Selon le communiqué de la Cour de cassation, c’est l’uniforme qui permet aux clients d’identifier le personnel navigant. Contrairement à un chapeau, dont le port peut être imposé et qui contribue à cette identification, la manière de se coiffer n’est ni une partie de l’uniforme ni son prolongement.
Dans le cadre de cette profession, il n’est donc pas possible d’interdire aux hommes une coiffure autorisée aux femmes.

ECLAIRAGE

Cette décision va au-delà du choix de la coiffure dans les compagnies aériennes. Elle interroge sur la différence de coiffure imposée par l’employeur en fonction du sexe. Si la différence d’uniforme se justifie, il en est autrement de la coiffure.
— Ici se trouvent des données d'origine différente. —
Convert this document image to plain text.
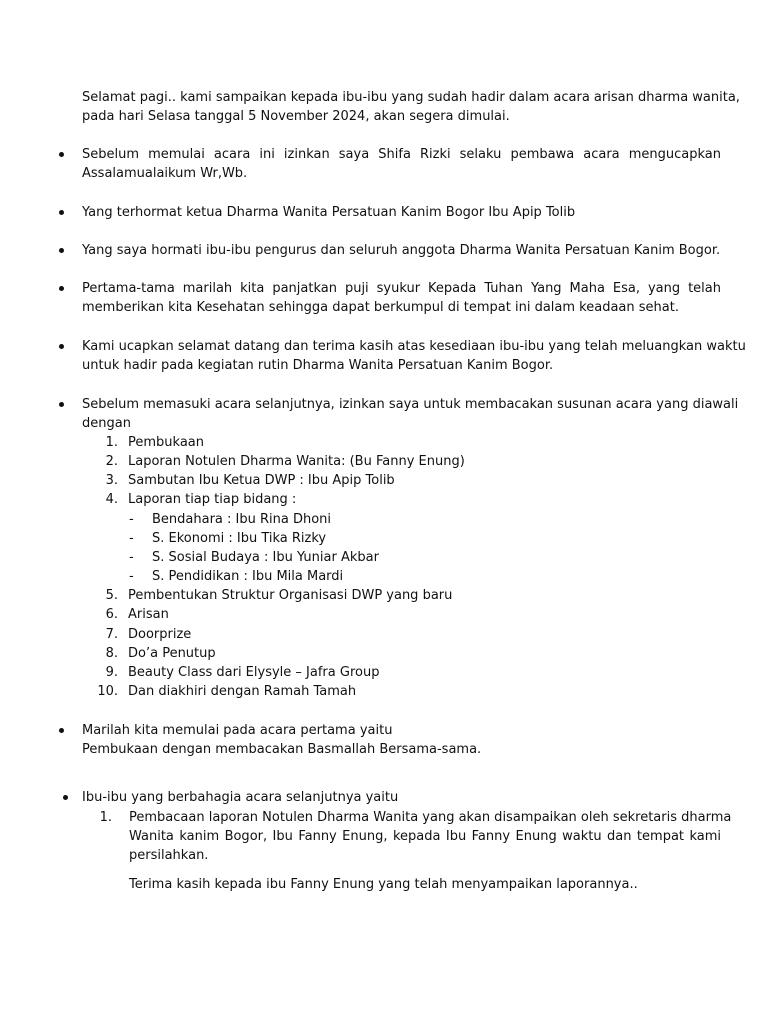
Selamat pagi.. kami sampaikan kepada ibu-ibu yang sudah hadir dalam acara arisan dharma wanita,
pada hari Selasa tanggal 5 November 2024, akan segera dimulai.
Sebelum memulai acara ini izinkan saya Shifa Rizki selaku pembawa acara mengucapkan
Assalamualaikum Wr,Wb.
Yang terhormat ketua Dharma Wanita Persatuan Kanim Bogor Ibu Apip Tolib
Yang saya hormati ibu-ibu pengurus dan seluruh anggota Dharma Wanita Persatuan Kanim Bogor.
Pertama-tama marilah kita panjatkan puji syukur Kepada Tuhan Yang Maha Esa, yang telah
memberikan kita Kesehatan sehingga dapat berkumpul di tempat ini dalam keadaan sehat.
Kami ucapkan selamat datang dan terima kasih atas kesediaan ibu-ibu yang telah meluangkan waktu
untuk hadir pada kegiatan rutin Dharma Wanita Persatuan Kanim Bogor.
Sebelum memasuki acara selanjutnya, izinkan saya untuk membacakan susunan acara yang diawali
dengan
1. Pembukaan
2. Laporan Notulen Dharma Wanita: (Bu Fanny Enung)
3. Sambutan Ibu Ketua DWP : Ibu Apip Tolib
4. Laporan tiap tiap bidang :
- Bendahara : Ibu Rina Dhoni
- S. Ekonomi : Ibu Tika Rizky
- S. Sosial Budaya : Ibu Yuniar Akbar
- S. Pendidikan : Ibu Mila Mardi
5. Pembentukan Struktur Organisasi DWP yang baru
6. Arisan
7. Doorprize
8. Do’a Penutup
9. Beauty Class dari Elysyle – Jafra Group
10. Dan diakhiri dengan Ramah Tamah
Marilah kita memulai pada acara pertama yaitu
Pembukaan dengan membacakan Basmallah Bersama-sama.
Ibu-ibu yang berbahagia acara selanjutnya yaitu
1. Pembacaan laporan Notulen Dharma Wanita yang akan disampaikan oleh sekretaris dharma
Wanita kanim Bogor, Ibu Fanny Enung, kepada Ibu Fanny Enung waktu dan tempat kami
persilahkan.
Terima kasih kepada ibu Fanny Enung yang telah menyampaikan laporannya..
Dans son communiqué, elle précise que les codes sociaux ne sont pas des critères objectifs qui justifient une différence de traitement entre les hommes et les femmes. La prise en compte d’une perception sociale courante de l’apparence physique des genres masculin et féminin n’est donc pas une exigence objective nécessaire à l’exercice des fonctions de steward.

La Cour de cassation nous rappelle, que face à une restriction d’une liberté, telle que le choix de la coiffure, il convient toujours de s’interroger sur l’objectivité de la mesure. Toutes différences de traitement en raison du sexe doivent être justifiées par la nature de la tâche à accomplir, répondre à une exigence professionnelle véritable et déterminante et être proportionnées au but recherché et ce, au-delà de tout préjugé, de tous codes sociaux, de toute perception sociale.

L’égalité prime donc sur les codes sociaux vestimentaires...

Auteur Sophie Riollet, juriste, Pôle service juridique du Secteur Juridique National de l’UNSA.